Disney Gone Wild? (Response)
Prompt
This week we’ve read essays dealing with the changing nature of Disney films, pros and cons of standardized testing, gay marriage and a redefinition of family values, and prison parole reform. Pick one essay and discuss it, give your opinion, and tell us what you feel has influenced your opinon the most ( family, gender, culture, education…) Be as specific and convincing as possible.
Relevant bits of classmate’s post
… What I really think is that the author might just need to sit down and watch Snow White and Cinderella and go back to a time when he was a child and remember what if felt like the first time he got transported to a world full of hope and love and innocence. Maybe it will change his mind.
Response
Although an excellent idea, its not really possible to view these movies (or anything else) with child’s eyes.
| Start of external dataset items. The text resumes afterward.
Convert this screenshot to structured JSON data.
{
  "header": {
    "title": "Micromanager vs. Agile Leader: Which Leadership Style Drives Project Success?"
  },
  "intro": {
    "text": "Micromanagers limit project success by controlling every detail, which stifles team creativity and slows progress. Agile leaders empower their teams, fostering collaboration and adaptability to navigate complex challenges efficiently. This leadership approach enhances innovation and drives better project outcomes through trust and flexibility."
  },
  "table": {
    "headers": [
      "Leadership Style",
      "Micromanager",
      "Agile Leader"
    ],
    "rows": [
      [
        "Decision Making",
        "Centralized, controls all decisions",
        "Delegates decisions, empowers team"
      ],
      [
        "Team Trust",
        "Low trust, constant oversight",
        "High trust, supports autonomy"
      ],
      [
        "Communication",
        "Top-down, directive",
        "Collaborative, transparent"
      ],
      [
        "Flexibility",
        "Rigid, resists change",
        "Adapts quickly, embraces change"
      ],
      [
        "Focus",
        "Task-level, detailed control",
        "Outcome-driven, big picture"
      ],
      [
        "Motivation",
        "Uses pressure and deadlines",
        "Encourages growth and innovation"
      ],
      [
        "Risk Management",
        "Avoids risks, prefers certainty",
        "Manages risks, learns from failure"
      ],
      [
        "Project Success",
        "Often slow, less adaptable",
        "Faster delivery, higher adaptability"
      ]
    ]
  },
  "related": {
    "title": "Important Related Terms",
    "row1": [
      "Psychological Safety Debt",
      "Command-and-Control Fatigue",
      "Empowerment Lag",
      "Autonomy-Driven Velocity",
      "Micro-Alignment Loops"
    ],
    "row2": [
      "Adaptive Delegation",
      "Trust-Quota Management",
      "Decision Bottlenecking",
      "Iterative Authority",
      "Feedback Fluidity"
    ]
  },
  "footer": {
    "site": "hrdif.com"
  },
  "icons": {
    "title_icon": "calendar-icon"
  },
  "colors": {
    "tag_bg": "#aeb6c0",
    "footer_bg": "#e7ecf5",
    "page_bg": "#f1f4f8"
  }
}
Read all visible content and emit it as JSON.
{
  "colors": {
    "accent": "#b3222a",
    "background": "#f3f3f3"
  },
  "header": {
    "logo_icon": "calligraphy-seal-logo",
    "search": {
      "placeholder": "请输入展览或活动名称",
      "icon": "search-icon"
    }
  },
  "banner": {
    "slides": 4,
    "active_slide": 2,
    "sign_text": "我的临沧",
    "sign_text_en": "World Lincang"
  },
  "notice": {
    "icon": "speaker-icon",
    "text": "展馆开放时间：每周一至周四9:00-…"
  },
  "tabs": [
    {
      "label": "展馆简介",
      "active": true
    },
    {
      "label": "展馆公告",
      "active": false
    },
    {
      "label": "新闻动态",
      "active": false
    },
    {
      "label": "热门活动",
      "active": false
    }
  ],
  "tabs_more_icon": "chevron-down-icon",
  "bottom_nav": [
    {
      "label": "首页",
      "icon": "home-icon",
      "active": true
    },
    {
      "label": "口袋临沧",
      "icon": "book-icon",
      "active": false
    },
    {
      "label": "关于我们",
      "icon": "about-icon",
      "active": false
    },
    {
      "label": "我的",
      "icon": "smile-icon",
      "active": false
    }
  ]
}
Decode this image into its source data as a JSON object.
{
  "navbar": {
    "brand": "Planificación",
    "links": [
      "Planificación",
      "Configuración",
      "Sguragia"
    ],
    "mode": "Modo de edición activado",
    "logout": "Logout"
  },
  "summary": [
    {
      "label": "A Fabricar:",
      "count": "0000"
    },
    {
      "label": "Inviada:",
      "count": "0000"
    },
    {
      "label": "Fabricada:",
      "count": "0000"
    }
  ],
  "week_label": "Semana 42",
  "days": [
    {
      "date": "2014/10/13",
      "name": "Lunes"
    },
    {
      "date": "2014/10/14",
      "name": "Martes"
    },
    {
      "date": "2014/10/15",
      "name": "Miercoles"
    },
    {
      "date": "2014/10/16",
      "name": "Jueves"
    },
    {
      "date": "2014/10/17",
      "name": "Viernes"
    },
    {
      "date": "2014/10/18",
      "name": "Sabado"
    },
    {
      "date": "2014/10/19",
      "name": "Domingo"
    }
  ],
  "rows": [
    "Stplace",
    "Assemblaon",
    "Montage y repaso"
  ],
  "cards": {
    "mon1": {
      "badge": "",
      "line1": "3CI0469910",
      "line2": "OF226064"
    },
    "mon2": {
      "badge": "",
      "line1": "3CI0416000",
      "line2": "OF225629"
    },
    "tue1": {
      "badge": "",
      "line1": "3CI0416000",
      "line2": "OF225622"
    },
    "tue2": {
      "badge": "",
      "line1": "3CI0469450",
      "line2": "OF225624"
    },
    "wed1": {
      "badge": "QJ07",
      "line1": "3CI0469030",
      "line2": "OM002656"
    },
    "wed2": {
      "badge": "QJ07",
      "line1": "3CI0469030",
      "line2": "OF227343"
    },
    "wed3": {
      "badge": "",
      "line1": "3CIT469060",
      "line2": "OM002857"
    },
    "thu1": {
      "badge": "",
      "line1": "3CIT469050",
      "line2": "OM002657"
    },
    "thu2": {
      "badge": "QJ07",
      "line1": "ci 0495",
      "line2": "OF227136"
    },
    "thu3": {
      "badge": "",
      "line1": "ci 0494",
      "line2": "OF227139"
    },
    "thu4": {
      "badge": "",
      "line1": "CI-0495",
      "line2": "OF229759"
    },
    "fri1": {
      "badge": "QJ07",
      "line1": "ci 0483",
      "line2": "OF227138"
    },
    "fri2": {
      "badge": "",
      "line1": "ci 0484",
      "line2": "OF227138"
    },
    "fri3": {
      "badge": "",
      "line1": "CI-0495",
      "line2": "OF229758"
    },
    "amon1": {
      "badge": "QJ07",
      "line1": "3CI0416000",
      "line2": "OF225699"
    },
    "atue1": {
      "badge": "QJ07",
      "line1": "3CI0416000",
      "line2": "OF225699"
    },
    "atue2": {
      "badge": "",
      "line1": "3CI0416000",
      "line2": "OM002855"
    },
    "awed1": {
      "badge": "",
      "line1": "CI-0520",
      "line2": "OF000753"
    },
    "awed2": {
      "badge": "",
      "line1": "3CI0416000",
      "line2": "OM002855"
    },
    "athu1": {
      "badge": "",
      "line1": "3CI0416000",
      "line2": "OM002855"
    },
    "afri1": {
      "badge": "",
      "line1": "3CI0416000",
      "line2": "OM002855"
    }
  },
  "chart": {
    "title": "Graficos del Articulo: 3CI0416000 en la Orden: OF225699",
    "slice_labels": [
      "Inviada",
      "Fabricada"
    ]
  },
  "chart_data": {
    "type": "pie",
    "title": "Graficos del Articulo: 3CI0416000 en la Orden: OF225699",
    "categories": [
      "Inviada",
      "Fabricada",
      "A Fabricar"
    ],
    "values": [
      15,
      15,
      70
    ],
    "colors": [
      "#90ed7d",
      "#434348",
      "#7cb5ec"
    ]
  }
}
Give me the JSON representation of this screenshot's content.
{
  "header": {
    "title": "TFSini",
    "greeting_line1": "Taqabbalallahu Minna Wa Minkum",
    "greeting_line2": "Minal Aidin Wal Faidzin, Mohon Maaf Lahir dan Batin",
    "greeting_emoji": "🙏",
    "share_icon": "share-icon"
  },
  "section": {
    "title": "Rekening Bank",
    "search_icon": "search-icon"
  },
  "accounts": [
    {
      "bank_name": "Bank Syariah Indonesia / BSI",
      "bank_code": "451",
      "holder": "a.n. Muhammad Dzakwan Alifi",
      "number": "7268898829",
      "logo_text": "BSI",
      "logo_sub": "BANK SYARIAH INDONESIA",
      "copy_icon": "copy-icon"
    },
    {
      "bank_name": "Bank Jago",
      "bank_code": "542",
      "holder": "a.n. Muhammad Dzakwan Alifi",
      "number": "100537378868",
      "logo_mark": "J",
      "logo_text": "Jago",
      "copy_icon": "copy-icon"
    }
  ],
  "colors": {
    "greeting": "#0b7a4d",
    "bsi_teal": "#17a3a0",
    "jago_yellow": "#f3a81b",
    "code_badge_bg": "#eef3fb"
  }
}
Growing up in this world it is (nearly) impossible to retain a youthful naivety and ignorance of the world. Most of our minds have become so corrupt as to see what we expect everywhere. For instance, the author of this article expects to see filth, for lack of a better term, in this film and thus “makes something out of nothing”.
In reality, and avoiding a conspiracy theory, it can be assumed that those who view this film and can see only prejudice, sexuality, or other morally unconscionable items is in fact the largest pervert, racist, bigot, etc. in the audience. One’s brain must be so trained to spot those sort of things, to think in those ways that they cannot shut down even for Disney films.
An example of this was one of my summer jobs as a waiter/busboy at a restaurant where my father had worked as the manager when he was my age. My father warned me that cleaning the women’s restroom was much worse than cleaning the men’s. When I first started working there, I was told to go empty the bathroom trash. I assumed this meant both bathrooms and unhesitatingly headed toward the women’s restroom. The manager stopped me, exclaimed surprise at my actions, and questioned my motives. I told him my intentions and that my father had cleaned these restrooms (for some reason I assumed that policy hadn’t changed). He replied that this isn’t the 80s and we’re not perverts anymore.
My question is thus, since when is changing the trash a perversion? Since when did our society become so messed up that men and women fear to enter the same restroom less someone have a weird fetish? Like the author, my manager (presumably perverse) saw what he expected to see.
Like the Tim McGraw song, “I miss back when”.